135   put (_all_) (=);

136  run;

test1=1 test2=2 test1_2012=999

Respected Advisor
Posts: 3,156

Reduce hard coding by using the VCOLUMN table in SASHELP to get a list of your variables into a macro variable array.

aha! Many Many Thanks, Tom!!! I knew something wrong with my way of thinking upon macro.

Super User
Super User
Posts: 7,039

Re: Reduce hard coding by using the VCOLUMN table in SASHELP to get a list of your variables into a macro variable array.

Code generation.  I perfer to use data step with PUT statement to generate code as it is much easier to debug.

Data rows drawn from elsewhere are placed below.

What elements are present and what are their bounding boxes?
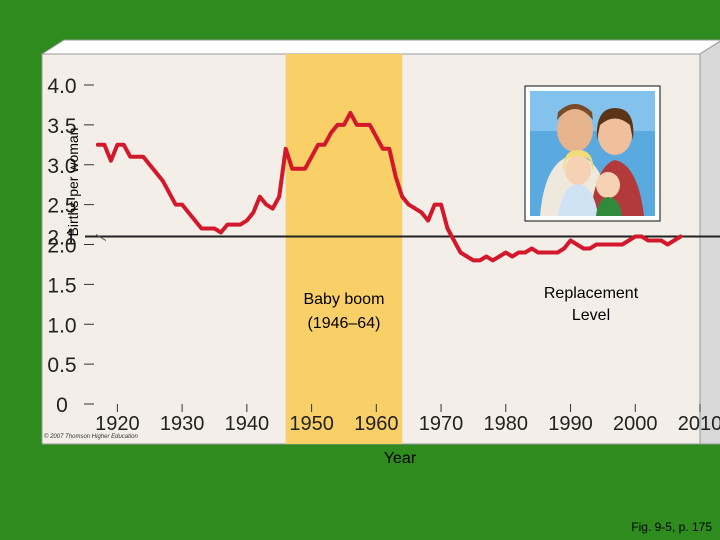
replacement-tick-mark xyxy=(95,234,107,241)
baby-boom-label: Baby boom xyxy=(303,291,384,308)
replacement-level-label: Level xyxy=(572,307,610,324)
x-tick-label: 1950 xyxy=(289,413,334,435)
baby-boom-label: (1946–64) xyxy=(307,315,380,332)
y-tick-label: 0 xyxy=(56,394,68,417)
y-tick-label: 2.0 xyxy=(47,235,76,258)
y-axis-label: Births per woman xyxy=(65,127,81,237)
x-tick-label: 1980 xyxy=(484,413,529,435)
x-tick-label: 1990 xyxy=(548,413,593,435)
x-tick-label: 1930 xyxy=(160,413,205,435)
x-tick-label: 2000 xyxy=(613,413,658,435)
copyright-note: © 2007 Thomson Higher Education xyxy=(44,434,138,440)
figure-caption: Fig. 9-5, p. 175 xyxy=(631,520,712,534)
x-tick-label: 1960 xyxy=(354,413,399,435)
y-tick-label: 1.5 xyxy=(47,274,76,297)
y-tick-label: 2.5 xyxy=(47,195,76,218)
x-tick-label: 1940 xyxy=(225,413,270,435)
x-tick-label: 1970 xyxy=(419,413,464,435)
box-top-face xyxy=(40,39,720,55)
x-axis-label: Year xyxy=(383,450,417,467)
x-tick-label: 2010 xyxy=(678,413,720,435)
y-tick-label: 3.5 xyxy=(47,115,76,138)
family-photo-icon xyxy=(524,85,661,222)
baby-boom-band xyxy=(285,54,403,444)
box-right-face xyxy=(699,40,720,445)
y-tick-label: 4.0 xyxy=(47,75,76,98)
replacement-tick-label: 2.1 xyxy=(47,227,76,250)
y-tick-label: 1.0 xyxy=(47,314,76,337)
x-tick-label: 1920 xyxy=(95,413,140,435)
replacement-level-label: Replacement xyxy=(544,285,639,302)
fertility-rate-line xyxy=(95,110,683,263)
y-tick-label: 0.5 xyxy=(47,354,76,377)
y-tick-label: 3.0 xyxy=(47,155,76,178)
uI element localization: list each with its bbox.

For example you could generate ATTRIB statements.

filename code temp;

data _null_;

  file code ;

  set contents ;

  put 'attrib ' name 'length=' @;

  if type=2 then put '$'@;

  put length @;

  if label ne ' ' then put "label='" label +(-1) "'" @;

  put ';';

run;

data new ;

  %inc code;

run;

Respected Advisor
Posts: 3,799

Re: Reduce hard coding by using the VCOLUMN table in SASHELP to get a list of your variables into a macro variable array.

I'm glad you said that Tom as I feel the same, especially if the bulk of the data is already in a SAS data set.  And you can make it look nice with indentation and the rest and even more importantly SAS can correctly associate errors with line numbers unlike with MPRINT.  %INC was all we had back in the day, way back.  Macro language + %INC "cat’s meow"

Many times as in this example LABEL and LENGTH can be printed with LIST put making the program a bit more concise.

17427  filename code temp;

17428  data _null_;

17429     *file code;

17430     set contents;

17431     put +3 'Attrib ' name @;

17432     select(type);

17433        when(1) put length= @;

17434        when(2) put length=dollar8. @;

17435        end;

17436     if not missing(label) then put label=:quote258. @;

17437     put ';';

17438     run;

   Attrib AgeAtDeath LENGTH=8 LABEL="Age at Death" ;

   Attrib AgeAtStart LENGTH=8 LABEL="Age at Start" ;

   Attrib AgeCHDdiag LENGTH=8 LABEL="Age CHD Diagnosed" ;

   Attrib BP_Status LENGTH=$7 LABEL="Blood Pressure Status" ;

   Attrib Chol_Status LENGTH=$10 LABEL="Cholesterol Status" ;

   Attrib Cholesterol LENGTH=8 ;

   Attrib DeathCause LENGTH=$26 LABEL="Cause of Death" ;

   Attrib Diastolic LENGTH=8 ;

   Attrib Height LENGTH=8 ;

   Attrib MRW LENGTH=8 LABEL="Metropolitan Relative Weight" ;

   Attrib Sex LENGTH=$6 ;

   Attrib Smoking LENGTH=8 ;

   Attrib Smoking_Status LENGTH=$17 LABEL="Smoking Status" ;

   Attrib Status LENGTH=$5 ;

   Attrib Systolic LENGTH=8 ;

   Attrib Weight LENGTH=8 ;

   Attrib Weight_Status LENGTH=$11 LABEL="Weight Status" ;

NOTE: There were 17 observations read from the data set WORK.CONTENTS.